「ひし形を編み、心地よい毎日をつくる」ってどういうこと?
森永社長:「ひし形金網って、高速道路の柵や落石防護の“守る”イメージが強いと思います。でも私たちが目指しているのは、安心・安全はもちろん、その先の“心地よさ”までつくること。視界を遮らず、風や光を通しながら、空間をやわらかく区切る。座る・寝る・触れるといった身体の感覚も含めて、毎日の心地よさをデザインできる素材だと考えています」
X-Labメンバー:「『金網=工事現場』という固定観念をほどいて、“こんな場所にも使えるかも”と想像してもらえる存在になりたいですね。
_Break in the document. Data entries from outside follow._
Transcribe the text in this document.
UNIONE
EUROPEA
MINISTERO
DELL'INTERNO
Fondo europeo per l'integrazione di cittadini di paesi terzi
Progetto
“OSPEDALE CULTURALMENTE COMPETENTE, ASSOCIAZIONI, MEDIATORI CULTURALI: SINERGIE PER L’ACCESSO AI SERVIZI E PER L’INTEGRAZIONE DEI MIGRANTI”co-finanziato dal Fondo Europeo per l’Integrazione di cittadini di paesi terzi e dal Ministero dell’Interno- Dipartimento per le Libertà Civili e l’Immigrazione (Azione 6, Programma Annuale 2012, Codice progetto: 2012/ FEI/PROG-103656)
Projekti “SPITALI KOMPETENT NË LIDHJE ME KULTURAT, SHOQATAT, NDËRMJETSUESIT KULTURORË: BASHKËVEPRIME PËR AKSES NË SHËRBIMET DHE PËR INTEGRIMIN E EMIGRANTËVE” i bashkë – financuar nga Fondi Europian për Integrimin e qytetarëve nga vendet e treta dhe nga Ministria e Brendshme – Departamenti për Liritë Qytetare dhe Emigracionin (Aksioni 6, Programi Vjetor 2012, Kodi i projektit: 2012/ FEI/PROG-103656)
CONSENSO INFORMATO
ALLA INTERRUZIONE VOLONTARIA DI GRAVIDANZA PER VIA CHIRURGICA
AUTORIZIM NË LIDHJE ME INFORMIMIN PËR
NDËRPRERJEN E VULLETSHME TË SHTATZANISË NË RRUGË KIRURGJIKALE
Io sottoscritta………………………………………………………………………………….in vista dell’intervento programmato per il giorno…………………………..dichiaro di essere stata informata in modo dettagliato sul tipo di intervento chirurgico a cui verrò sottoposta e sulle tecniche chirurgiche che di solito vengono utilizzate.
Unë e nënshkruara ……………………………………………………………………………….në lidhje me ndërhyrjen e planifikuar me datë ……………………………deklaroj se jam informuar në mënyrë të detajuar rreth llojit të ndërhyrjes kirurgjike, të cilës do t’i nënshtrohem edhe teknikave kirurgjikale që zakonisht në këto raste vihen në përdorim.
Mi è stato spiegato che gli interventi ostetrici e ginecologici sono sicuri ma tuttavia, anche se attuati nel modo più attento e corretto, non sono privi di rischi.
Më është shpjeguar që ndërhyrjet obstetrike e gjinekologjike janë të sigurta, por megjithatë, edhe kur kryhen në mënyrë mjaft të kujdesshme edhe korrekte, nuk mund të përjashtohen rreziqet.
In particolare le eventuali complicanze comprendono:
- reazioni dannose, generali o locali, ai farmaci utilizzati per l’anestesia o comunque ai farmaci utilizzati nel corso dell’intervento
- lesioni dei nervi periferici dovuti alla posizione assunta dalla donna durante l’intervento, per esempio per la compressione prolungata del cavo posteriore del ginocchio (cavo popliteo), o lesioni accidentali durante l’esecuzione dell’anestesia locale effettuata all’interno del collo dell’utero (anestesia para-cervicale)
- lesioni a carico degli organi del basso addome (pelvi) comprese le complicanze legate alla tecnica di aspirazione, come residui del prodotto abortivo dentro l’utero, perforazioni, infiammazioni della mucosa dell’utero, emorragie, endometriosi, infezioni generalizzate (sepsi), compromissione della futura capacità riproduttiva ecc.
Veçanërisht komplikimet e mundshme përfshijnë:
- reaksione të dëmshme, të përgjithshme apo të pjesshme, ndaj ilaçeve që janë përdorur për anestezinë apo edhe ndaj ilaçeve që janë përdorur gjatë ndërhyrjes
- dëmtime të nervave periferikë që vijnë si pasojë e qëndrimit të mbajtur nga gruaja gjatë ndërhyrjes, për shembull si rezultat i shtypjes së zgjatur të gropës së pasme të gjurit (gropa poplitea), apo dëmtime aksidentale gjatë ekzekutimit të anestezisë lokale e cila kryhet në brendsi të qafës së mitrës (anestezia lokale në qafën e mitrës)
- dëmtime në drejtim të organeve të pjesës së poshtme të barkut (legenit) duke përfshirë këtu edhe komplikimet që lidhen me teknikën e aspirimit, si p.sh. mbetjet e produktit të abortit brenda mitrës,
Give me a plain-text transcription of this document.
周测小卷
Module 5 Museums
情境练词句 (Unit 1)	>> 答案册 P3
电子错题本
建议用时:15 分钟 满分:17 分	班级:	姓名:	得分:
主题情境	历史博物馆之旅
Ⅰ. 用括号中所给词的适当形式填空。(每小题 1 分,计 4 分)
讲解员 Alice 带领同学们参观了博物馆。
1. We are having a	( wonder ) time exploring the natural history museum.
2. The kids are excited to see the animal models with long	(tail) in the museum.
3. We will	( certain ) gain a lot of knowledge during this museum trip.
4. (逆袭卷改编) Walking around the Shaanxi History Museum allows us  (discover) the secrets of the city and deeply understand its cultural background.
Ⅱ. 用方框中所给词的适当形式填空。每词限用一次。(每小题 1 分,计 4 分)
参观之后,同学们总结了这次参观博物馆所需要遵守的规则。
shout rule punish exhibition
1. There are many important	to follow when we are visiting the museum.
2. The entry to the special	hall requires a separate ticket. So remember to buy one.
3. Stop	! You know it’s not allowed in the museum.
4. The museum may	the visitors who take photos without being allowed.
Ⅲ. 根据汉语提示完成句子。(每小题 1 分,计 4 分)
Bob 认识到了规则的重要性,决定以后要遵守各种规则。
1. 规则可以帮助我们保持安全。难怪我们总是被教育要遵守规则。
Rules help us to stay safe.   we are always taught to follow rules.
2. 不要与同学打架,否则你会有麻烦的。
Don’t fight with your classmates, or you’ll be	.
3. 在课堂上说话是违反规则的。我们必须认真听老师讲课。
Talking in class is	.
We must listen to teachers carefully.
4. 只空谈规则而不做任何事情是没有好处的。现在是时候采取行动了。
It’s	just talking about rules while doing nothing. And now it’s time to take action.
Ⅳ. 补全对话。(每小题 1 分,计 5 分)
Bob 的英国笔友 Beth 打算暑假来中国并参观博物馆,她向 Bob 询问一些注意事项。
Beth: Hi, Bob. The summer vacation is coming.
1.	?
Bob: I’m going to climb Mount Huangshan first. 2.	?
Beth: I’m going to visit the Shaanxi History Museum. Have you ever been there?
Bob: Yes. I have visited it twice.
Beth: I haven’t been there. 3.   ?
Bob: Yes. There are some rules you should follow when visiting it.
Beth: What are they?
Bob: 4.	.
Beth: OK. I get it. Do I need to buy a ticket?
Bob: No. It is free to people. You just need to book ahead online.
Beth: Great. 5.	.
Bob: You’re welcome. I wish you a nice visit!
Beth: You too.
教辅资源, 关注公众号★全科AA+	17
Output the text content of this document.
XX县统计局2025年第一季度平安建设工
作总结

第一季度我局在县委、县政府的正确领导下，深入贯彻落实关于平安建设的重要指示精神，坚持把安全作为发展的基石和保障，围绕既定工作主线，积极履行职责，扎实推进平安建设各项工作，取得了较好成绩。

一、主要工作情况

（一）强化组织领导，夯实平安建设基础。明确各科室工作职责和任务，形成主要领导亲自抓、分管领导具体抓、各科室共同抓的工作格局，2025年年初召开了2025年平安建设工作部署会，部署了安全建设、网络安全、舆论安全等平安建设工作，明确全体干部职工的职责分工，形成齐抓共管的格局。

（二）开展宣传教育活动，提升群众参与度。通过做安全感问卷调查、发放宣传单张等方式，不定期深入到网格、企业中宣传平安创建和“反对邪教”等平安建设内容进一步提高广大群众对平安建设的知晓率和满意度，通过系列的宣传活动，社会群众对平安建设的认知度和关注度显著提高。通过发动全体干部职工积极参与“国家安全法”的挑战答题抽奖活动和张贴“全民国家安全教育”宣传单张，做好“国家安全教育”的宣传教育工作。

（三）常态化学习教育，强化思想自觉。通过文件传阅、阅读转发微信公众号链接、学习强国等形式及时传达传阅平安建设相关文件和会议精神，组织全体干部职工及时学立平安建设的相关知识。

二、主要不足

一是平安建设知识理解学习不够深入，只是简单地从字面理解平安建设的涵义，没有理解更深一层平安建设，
」
高速道路から公園まで、工業用ひし形金網が支える安心・安全
若手社員:「入社して驚いたのは、ひし形金網が本当にあちこちで使われていることです。例えば、
- 高速道路の落下物防止柵
- 鉄道沿線や学校のフェンス
- 山間部の落石・落雪防止網
森永社長:「線の種類や太さ、網目の大きさを変えることで、求められる強度や耐久性にきめ細かく応えられます。JIS認証を取得した製品で、公共インフラの“当たり前の安全”を静かに支えているのが、まず私たちの土台です。」
ベンチやハンモックにも?X-Labが広げる“心地よさ”の実験
X-Labメンバー:「私たちX-Labは、『もし、この金網を家具にしたら?』という問いからスタートしました。細かい10mm目のひし形金網を編める設備があるからこそ、
- 体をやさしく支えるハンモック
- 座ると少したわむベンチ(NETBENCH)
- 陰影がきれいなグラフィックフェンス
など、これまでにない使い方を試せます。
若手社員:「展示会で『これ、あの工事用の金網なんですか?』と驚かれる瞬間が、一番うれしいですね。」
「守る」から「心地よさをつくる」素材へ―共和鋼業の世界観
森永社長:「私たちが大切にしているのは、“土木資材だからこうあるべき”という枠を一度横に置くこと。ひし形金網のしなやかさや光の通り方を活かせば、
- 建築のファサードや天井材
- 店舗内装やアート作品
- 教育・ワークショップの素材
などへ、活躍の場は広がります。環境負荷を抑えつつ、軽くて加工しやすい素材として、“安心・安全”と“ワクワクする暮らし”の両方に貢献したいと考えています。」
環境への取り組みと、ものづくりの現場で大事にしていること
X-Labメンバー:「環境への配慮は、開発の前提条件です。省エネや廃棄ロス削減、水や溶剤使用量の削減など、日々の工場改善も続けています。」
若手社員:「社内セミナーでは『金網で何ができる?』をテーマに、職種関係なく意見を出し合います。効率よく・無駄なく・タイムリーに届けることも、環境負荷を減らす大事な視点。縁の下の力持ちでありながら、“思い出してもらえる素材”でありたいという話をよく聞きます。」
自分の強みをどう活かせる?ちょっとしたセルフワーク
X-Labメンバー:「私たちの仕事は、“可能性を見つけて形にすること”の連続です。自分の強みも同じだと思っています。例えば、メモにこんな3つを書き出してみてください。」
- 人からよく頼まれること・褒められること
- 時間を忘れて没頭してしまうこと
- 『もっとこうなったらいいのに』と日常で感じる違和感
森永社長:「その3つの交わるところに、あなたなりの“編み方”があります。技術、デザイン、コミュニケーション…どんな強みも、ひし形金網の可能性を広げる力になり得ます。」
対話を深めるために―事前に用意しておくと役立つ質問リスト
座談会メンバー一同:「もし私たちの考え方に少しでも興味をもったら、こんな問いを手元に用意してみてください。」
- ひし形金網の“心地よさ”を、今後どんな領域で実現していきたいですか?
- 環境配慮とものづくりの両立で、いま一番チャレンジしていることは何ですか?
- 異業種・デザイナーとの協業で印象に残っているプロジェクトは?
- 若手メンバーには、どんな視点や提案を期待していますか?
X-Labメンバー:「こうした問いから対話が始まると、お互いのイメージがぐっと近づきます。“ひし形を編み、心地よい毎日をつくる”という言葉の中身を、一緒に深めていければうれしいですね。」